Если я вставала и уходила со своего места, Шэдоу шел со мной, и по пути нам часто встречались люди в слезах. Я останавливалась, чтобы поговорить с ними. Они гладили Шэдоу, переставали плакать и успокаивались. Шэдоу помогал им почувствовать себя лучше, как помог и мне обрести покой после смерти Майкла.
Но Шэдоу не всегда был таким ангелочком. Иногда он любил и поозорничать.
Бегая по полям на прогулке, он любил останавливаться и «общаться» с людьми, которые приехали на пикник. Однажды я долго ждала его возвращения, а когда он прибежал, в зубах держал кусок пирога.
– Шэдоу! – воскликнула я. – Ты что, стащил пирог?
Я отыскала семью, к которой подбегал Шэдоу, и извинилась за кражу.
– О нет, он не стащил пирог, – ответили родители. – Сын уронил кусок на землю, и мы угостили собачку. – Не знаю, правду ли они сказали или просто не хотели смущать меня, но тот раз был не единственным, когда Шэдоу возвращался с чужой едой во рту. Когда ему попадалась помойка или куча мусора, он тут же бросался разорять ее, и мне приходилось уводить его в другую сторону и отчитывать. Он быстро понял, что так делать нельзя.

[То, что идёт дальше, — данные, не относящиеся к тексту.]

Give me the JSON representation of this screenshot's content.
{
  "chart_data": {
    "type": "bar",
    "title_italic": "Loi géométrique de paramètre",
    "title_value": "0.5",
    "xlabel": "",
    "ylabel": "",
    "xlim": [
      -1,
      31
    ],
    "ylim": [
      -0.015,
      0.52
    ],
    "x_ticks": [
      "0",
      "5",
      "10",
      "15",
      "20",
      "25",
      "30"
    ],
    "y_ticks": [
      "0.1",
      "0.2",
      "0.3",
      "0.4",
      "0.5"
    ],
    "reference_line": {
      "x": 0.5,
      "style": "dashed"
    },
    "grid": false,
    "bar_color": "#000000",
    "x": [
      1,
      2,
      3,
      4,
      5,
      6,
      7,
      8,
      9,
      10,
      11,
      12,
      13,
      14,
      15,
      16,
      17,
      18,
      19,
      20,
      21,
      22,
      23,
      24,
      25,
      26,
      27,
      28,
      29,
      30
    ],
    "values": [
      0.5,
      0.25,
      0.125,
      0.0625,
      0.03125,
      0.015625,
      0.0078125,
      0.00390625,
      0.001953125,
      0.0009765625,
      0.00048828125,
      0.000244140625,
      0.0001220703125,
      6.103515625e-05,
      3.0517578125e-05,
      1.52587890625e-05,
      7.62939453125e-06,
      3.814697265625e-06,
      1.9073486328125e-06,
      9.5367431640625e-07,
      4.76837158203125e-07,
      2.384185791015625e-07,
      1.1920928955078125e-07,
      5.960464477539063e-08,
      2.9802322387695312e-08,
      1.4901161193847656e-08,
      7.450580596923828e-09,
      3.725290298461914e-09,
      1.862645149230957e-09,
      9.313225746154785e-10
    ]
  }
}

В компании Шэдоу лето пронеслось незаметно, и вскоре листья с деревьев облетели, земля подернулась инеем и пришло время Рождества. В нашей семье Рождество всегда было особенным праздником. Некоторые люди, потерявшие близких, не ставят елку, но я знала, что Майкл не хотел бы, чтобы мы лишились праздника в первое Рождество после его смерти. И я достала елку из чулана, а наряжая ее, сказала Шэдоу: «Это твое первое Рождество». Он с любопытством смотрел, как я развешиваю мишуру и разноцветные шарики. Мой маленький друг, кажется, понимал, что происходит что-то волшебное.
Майкл всегда любил Рождество, и мне хотелось, чтобы в этом году праздник был таким же особенным, как и всегда. Я расставила по квартире зажженные свечи, включила рождественские гимны и постепенно прониклась чудесным рождественским настроением.

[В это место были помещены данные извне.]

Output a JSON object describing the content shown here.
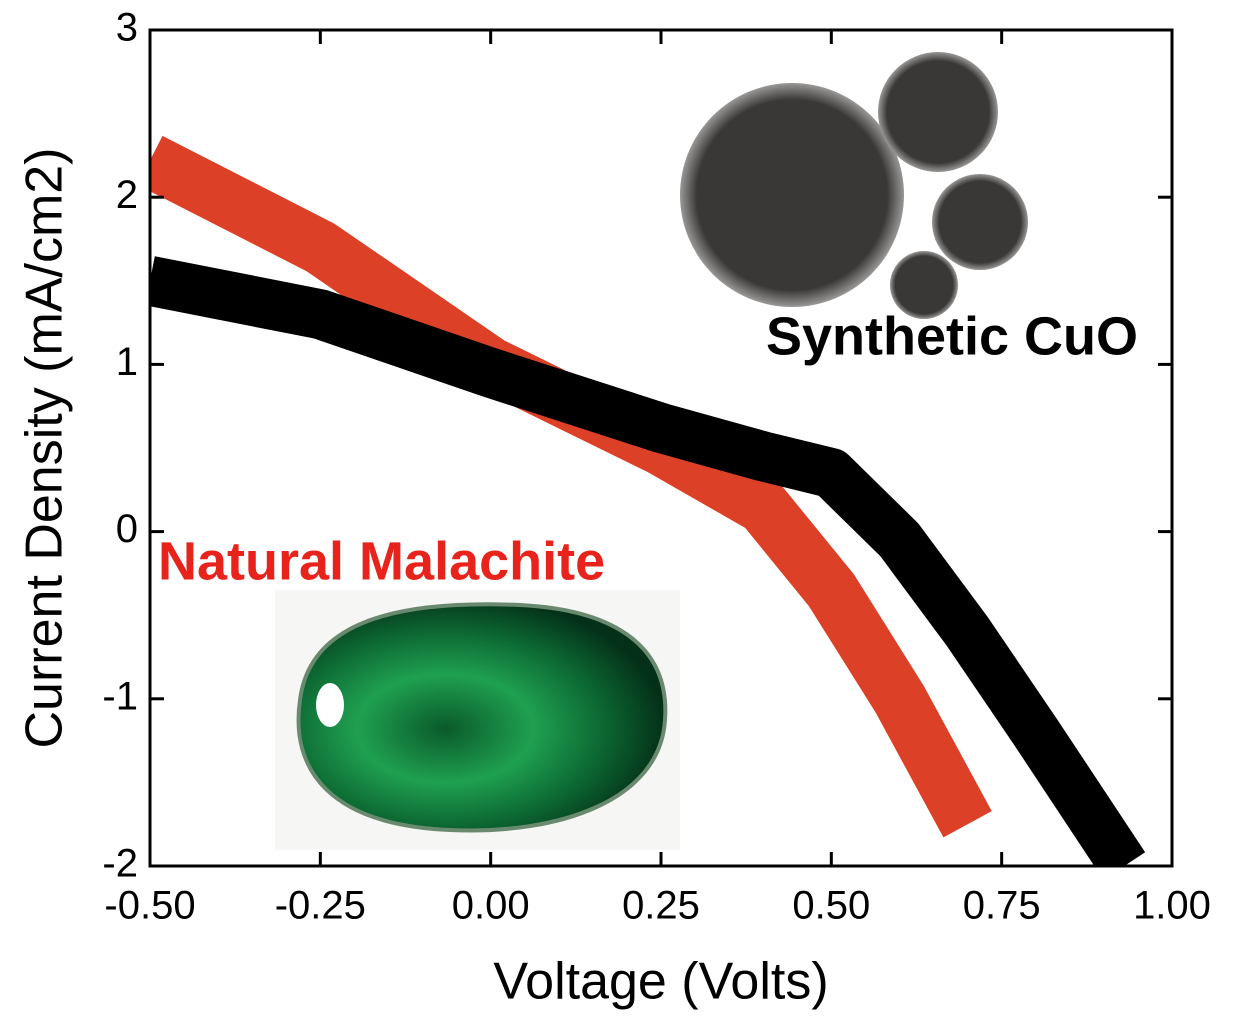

В выходные перед Рождеством собралась вся наша семья. Мы пели рождественские песни и гимны: кто-то сел за пианино, другие взяли маракасы, барабаны, тамбурины и прочие инструменты из коробки с детскими игрушками. Это была наша рождественская традиция, и Шэдоу завороженно наблюдал за происходящим. Этот момент для нас и означал приход Рождества.
Мы с Шэдоу часто гостили у Шона и его жены Николь, но в тот год мне хотелось встретить рождественское утро дома. Наступил праздник, и мы с моим маленьким другом проснулись одни. Я включила радио, и мы позавтракали под звуки рождественских песен. Потом я вручила Шэдоу подарок, завернутый в красно-зеленую бумагу. Он разорвал ее и с восторгом обнаружил внутри пищащую фигурку суриката.